Maybe it's stats show that it mainly has new customers rather than repeat customers. That's a poor endorsement, not confirmation that it's products aren't breaking. It suggests that is products aren't being used enough to stress test them. And it suggests it's a saturated market and these devices aren't all they're cracked up to be.
Edit: still, I agree we should use this as an argument to leave capitalism in the dustbin of history.
I've probably complained about this on here before. But my local supermarket put these wide, low newsstands by the doors. It causes a bottleneck by the exit. I assume it's a loss prevention measure.
Maybe it works? It didn't prevent losing me as a customer. I can't be bothered navigating all the people who don't look up between the till and the obstacle, walk right up to it, and then struggle to fit through the gap.
The next place I went to stopped me twice at the self checkout store scanning thing saying that I was 'randomly' checked. (Mask on, sunglasses, hood up was almost certainly the issue. Either that or because I only go every three weeks, so my trolley is overflowing more than most people's.) I said if it happens again I won't come back.
Third time, it didn't happen but the alarm buzzed as I left and two security guys wanted to see my receipt. While they were looking at the longest receipt they'd ever seen and saying they didn't know how they were going to check everything, I explained that this was the third time I'd been inconvenienced on my way out and if it happened again, I wouldn't be back. It hasn't happened since. I suspect that someone was watching me enter with that mask, the glasses, and the hood, and pressing a big red 'dodgy' button as I got near the exit.
Same get up, different store, different day, I was accosted for using my own very wide open hard-to-hide-anything-in bag as a basket because the store's baskets are rubbish and it's hard to tell whether I'll over fill my bag if I use the basket; and if I over fill my bag, I ain't buying it, as I have a long walk home.
Someone comes over. Was I going to pay for that? This stuff that I haven't yet paid for? That's how it usually works.
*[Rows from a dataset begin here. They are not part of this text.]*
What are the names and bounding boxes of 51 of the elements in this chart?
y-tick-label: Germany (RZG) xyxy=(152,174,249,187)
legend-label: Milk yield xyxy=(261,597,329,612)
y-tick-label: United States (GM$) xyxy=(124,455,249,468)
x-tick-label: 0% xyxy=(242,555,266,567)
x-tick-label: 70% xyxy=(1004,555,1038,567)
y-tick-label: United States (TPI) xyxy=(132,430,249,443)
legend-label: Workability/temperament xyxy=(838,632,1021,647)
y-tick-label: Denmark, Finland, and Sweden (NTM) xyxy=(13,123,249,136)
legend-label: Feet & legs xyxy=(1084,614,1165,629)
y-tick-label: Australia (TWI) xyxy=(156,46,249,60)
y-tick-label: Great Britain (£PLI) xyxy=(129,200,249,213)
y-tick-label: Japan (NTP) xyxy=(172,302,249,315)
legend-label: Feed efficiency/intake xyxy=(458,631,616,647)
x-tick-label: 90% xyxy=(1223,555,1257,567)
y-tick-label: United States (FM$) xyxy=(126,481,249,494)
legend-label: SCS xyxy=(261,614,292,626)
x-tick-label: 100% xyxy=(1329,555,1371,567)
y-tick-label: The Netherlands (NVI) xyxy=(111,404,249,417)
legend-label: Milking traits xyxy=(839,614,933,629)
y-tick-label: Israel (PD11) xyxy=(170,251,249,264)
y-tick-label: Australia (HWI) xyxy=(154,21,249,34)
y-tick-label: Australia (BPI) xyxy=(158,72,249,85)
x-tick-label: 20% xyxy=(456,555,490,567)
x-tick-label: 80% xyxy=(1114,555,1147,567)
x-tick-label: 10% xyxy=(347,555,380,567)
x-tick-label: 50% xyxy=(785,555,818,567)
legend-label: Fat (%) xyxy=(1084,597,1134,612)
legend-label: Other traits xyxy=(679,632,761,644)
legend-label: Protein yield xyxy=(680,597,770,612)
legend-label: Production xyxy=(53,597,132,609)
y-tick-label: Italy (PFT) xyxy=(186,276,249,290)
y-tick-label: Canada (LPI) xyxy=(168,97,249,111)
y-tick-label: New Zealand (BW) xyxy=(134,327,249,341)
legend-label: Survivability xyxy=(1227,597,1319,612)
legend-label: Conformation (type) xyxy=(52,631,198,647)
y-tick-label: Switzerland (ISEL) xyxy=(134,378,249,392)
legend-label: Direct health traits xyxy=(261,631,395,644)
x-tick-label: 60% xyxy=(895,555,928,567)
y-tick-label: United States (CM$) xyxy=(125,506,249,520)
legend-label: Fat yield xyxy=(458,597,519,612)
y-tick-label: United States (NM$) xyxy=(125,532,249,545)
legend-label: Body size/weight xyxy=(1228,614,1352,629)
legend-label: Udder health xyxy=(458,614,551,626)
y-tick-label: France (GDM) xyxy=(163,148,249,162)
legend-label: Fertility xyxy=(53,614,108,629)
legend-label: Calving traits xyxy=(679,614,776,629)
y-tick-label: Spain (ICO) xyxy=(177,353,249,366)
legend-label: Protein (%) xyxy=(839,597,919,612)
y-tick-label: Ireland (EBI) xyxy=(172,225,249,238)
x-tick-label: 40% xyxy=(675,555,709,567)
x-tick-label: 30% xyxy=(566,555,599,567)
He clicks the walkie talkie. It crackles. He says, they say they're going to pay for it. He tells me to make sure I do. Vaguely threatening. I needed what I went in for so I bought it but I haven't been back. I probably should go back to give them someone to watch while people dressed incognito are stealing from another aisle and getting away with it.
I suspect this is one of the real reasons behind all the anti-mask stuff—it was getting too hard to surveil us; all that tech they had been sold as security-capable became practically useless overnight.
Maybe it's just me but when companies make it harder to spend my money, I simply oblige them. I am a begrudging shopper at the best of times. Most people seem eager, idk.